A 28-day study was performed on (Z)-N-9-octadecenyl-1,3-diaminopropanewith dosegroups of 1.25, 5, and 20 mg/kg bw/day in corn oil administered per gavage. A 14-day recovery group was also included. There was an effect on bodyweight gain and organ weight (kidney, thymus, heart, brain, testes) primarily in the high dose group. Changes in haematological (possibly indicating an inflammatory response) and clinical chemistry parameters were also observed. The NOAEL was set at 1.25 mg/kg bw/day primarily based on observations of enteropathy with foam cell accumulation in the small intestine and mesenteric lymph node with accompanying inflammatory changes seen in the mid and high dose groups. These changes were not reversible during the 14-day recovery period.

A 28-day study was performed on N-C12/14 alkyl-1, 3-diaminopropane at dose levels of 0, 0.4, 1.5 and 6 mg/kg bw/day administered per gavage for 28 days. An additional group of animals were subjected to the same treatment but with a 14-day recovery. Relatively minor changes in haematological, i.e. increase in neutrophils and decrease in lymphocytes, and clinical chemistry (total protein) parameters were observed in the high dose group. The finding of the most significant toxicological relevance is the histopathological changes in small intestine and mesenteric lymph nodes which indicated accumulation of foam cells. These changes regressed, but were still present, following the 14 day recovery period. A NOAEL of 0.4 mg/kg bw/day was established based on these findings.

A 90-day study was also performed on N-C12,14 alkyl-1, 3-diamino propane with dosegroups of 0, 0.1, 0.4, 1.5 and 6 mg/kg bw/day (in corn oil) administered per gavage daily for 90 days. Additional groups of animals were administered 0 or 6 mg/kg bw/day for 90 days and were then observed for recovery over 28 or 90 days. There was mortality in the highest dose group but some of the deaths were attributed to gavage errors. However, it can not be excluded that substance-related mortality was observed in the highest dose group. There were no effects in the two lowest dosegroups and the NOAEL was set at 0.4 mg/kg bw/day. The main effects in highest dosegroup were on bodyweight gain (with recovery following end of dosing) and organ weights (liver, kidney, adrenal glands, epidydmis). These changes were not accompanied by histological changes and they were specific to one sex (with the exception of adrenal gland). The toxicological relevance of these findings can be questioned. There were however other substance-related histological changes on the small intestine (ileum and jejunum), mesenteric lymph node, spleen, bone marrow and trachea. The histological changes in both the intestine and mesenteric lymph nodes were indicative of accumulation and infiltration of foam cells. The changes in the small intestine did regress during the recovery period but were still present after 90 days.
 

Consequently, the available toxicity studies indicate consistent effects on the small intestine and mesenteric lymph nodes with subsequent strong inflammatory response.

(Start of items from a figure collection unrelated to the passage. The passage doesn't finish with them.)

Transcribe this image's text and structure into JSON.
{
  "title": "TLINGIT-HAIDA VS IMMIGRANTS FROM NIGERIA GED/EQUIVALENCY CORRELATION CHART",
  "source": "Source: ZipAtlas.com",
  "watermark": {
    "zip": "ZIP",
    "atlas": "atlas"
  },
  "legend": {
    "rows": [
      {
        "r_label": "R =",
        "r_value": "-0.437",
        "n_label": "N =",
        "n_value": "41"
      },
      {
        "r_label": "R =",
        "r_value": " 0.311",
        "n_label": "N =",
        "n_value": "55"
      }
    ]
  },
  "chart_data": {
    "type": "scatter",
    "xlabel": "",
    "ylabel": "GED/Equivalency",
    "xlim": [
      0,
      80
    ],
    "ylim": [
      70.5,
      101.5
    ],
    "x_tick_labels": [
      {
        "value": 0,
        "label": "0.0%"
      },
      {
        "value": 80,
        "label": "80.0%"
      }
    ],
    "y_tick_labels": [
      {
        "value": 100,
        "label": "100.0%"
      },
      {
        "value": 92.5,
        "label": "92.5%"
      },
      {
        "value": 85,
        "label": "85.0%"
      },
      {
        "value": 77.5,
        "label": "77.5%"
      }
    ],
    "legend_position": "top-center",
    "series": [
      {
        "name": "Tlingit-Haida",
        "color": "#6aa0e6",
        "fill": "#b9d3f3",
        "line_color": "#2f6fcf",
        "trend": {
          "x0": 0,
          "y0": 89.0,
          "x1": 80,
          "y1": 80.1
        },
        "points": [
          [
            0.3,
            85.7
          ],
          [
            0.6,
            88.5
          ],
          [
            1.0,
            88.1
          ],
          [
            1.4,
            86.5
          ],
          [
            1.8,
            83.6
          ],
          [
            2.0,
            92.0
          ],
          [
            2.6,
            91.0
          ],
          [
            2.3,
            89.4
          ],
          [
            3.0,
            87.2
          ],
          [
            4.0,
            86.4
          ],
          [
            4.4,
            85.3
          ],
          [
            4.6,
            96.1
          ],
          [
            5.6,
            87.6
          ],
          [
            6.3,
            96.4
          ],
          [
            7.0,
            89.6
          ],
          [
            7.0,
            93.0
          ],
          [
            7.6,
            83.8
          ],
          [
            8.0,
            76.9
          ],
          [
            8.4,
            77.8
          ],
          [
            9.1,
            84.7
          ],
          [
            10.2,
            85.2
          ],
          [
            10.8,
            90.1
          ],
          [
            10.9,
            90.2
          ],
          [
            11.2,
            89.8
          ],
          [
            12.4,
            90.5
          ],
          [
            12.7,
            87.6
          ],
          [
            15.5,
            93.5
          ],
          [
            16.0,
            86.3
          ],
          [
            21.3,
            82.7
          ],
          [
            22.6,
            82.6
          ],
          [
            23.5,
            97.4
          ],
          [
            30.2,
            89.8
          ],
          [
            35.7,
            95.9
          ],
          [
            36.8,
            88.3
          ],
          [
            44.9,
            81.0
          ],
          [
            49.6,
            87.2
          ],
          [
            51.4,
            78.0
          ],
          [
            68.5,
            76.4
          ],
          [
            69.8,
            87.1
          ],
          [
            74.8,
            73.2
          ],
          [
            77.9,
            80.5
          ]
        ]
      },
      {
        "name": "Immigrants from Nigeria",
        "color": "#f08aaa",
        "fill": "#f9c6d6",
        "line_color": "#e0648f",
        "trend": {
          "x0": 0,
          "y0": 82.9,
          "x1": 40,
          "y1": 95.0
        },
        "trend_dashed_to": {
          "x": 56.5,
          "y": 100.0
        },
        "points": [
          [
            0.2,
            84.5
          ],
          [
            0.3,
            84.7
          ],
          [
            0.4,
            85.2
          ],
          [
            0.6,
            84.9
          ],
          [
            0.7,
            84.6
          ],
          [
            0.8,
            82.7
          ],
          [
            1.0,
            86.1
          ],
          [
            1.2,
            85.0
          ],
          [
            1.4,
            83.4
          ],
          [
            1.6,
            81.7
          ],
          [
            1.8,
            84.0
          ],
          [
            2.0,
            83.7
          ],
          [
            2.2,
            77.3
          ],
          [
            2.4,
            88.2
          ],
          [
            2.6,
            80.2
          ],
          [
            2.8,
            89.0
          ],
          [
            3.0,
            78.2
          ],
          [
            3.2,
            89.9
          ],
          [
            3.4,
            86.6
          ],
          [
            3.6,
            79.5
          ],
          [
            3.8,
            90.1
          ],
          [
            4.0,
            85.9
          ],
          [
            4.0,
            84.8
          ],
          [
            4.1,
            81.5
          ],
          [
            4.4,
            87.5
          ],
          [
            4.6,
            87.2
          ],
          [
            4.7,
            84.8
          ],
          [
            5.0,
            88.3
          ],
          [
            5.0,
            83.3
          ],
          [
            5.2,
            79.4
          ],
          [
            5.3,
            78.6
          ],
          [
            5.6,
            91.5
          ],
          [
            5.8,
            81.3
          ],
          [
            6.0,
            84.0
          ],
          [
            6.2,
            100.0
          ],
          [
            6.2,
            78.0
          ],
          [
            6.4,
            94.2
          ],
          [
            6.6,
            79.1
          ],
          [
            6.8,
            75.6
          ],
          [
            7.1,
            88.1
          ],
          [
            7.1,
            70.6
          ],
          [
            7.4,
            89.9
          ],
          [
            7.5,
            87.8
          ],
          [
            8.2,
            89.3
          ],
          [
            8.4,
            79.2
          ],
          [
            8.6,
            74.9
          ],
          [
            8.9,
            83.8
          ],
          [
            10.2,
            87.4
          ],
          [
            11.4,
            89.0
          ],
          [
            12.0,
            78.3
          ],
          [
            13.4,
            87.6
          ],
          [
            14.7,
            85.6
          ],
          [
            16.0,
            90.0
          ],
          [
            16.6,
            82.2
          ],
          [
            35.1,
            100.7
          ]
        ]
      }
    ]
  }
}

Across the Diamine category, substances are classified STOT RE Category 1; H372, and the NOAEL of 0.4 mg/kg bw/d derived from the 90-day repeated-dose toxicity study on N-C12,14 alkyl-1, 3-diamino propane is used for risk assessment.
As a conservative approach, it is proposed to use the same approach for the Amines, N-C16-22-alkyltrimethylenedi- as consistent effects were observed.

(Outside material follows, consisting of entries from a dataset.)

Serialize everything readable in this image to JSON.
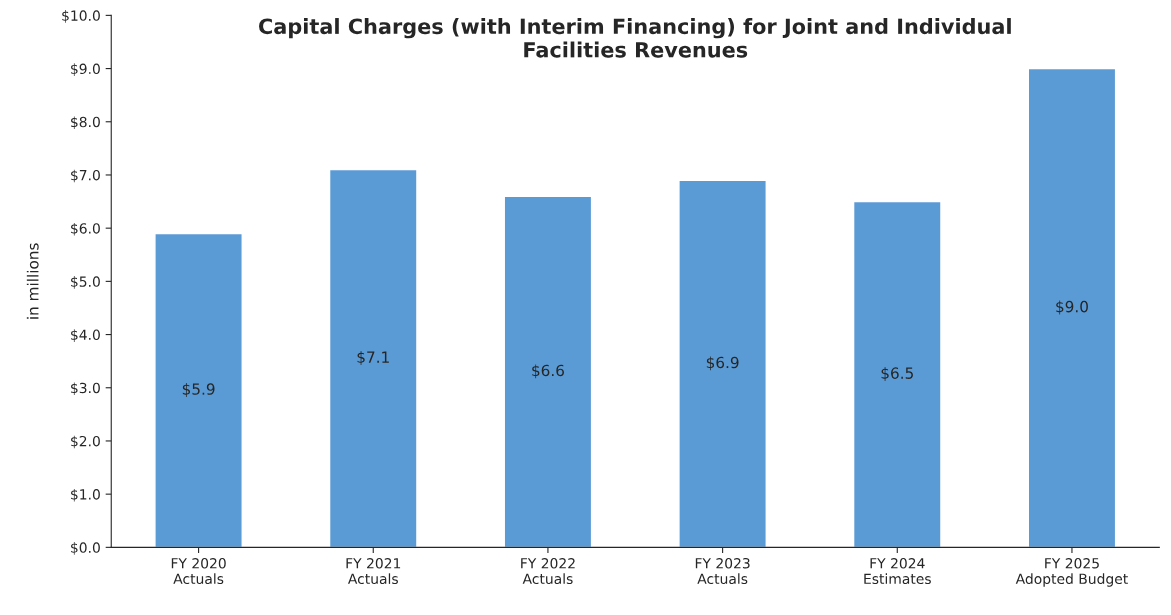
{
  "chart_data": {
    "type": "bar",
    "title": "Capital Charges (with Interim Financing) for Joint and Individual\nFacilities Revenues",
    "ylabel": "in millions",
    "categories": [
      "FY 2020\nActuals",
      "FY 2021\nActuals",
      "FY 2022\nActuals",
      "FY 2023\nActuals",
      "FY 2024\nEstimates",
      "FY 2025\nAdopted Budget"
    ],
    "values": [
      5.9,
      7.1,
      6.6,
      6.9,
      6.5,
      9.0
    ],
    "value_labels": [
      "$5.9",
      "$7.1",
      "$6.6",
      "$6.9",
      "$6.5",
      "$9.0"
    ],
    "color": "#5b9bd5",
    "ylim": [
      0,
      10
    ],
    "yticks": [
      {
        "value": 0,
        "label": "$0.0"
      },
      {
        "value": 1,
        "label": "$1.0"
      },
      {
        "value": 2,
        "label": "$2.0"
      },
      {
        "value": 3,
        "label": "$3.0"
      },
      {
        "value": 4,
        "label": "$4.0"
      },
      {
        "value": 5,
        "label": "$5.0"
      },
      {
        "value": 6,
        "label": "$6.0"
      },
      {
        "value": 7,
        "label": "$7.0"
      },
      {
        "value": 8,
        "label": "$8.0"
      },
      {
        "value": 9,
        "label": "$9.0"
      },
      {
        "value": 10,
        "label": "$10.0"
      }
    ],
    "grid": false,
    "legend": false
  }
}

Justification for classification or non-classification

Within the category of diamines the spectrum of toxic effects is similar between the category members, but the level of toxicity is related to the chain length, with the shorter chain-length resulting to a lower NOAEL compared to a diamine based on a longer chain-length. Therefore, within the category of diamines, data on N-C12,14 alkyl-1, 3-diamino propane can be regarded as representative for the assessment of the whole category, and a worst case approach in case the diamine is based on a longer alkyl chain.

The available data on other diamines indicate that Amines, N-C16-22-alkyltrimethylenedi- should be classified STOT RE 1; H372 by conservative approach, as consistent effects on the small intestine and mesenteric lymph nodes with subsequent strong inflammatory response were observed on the registered substance.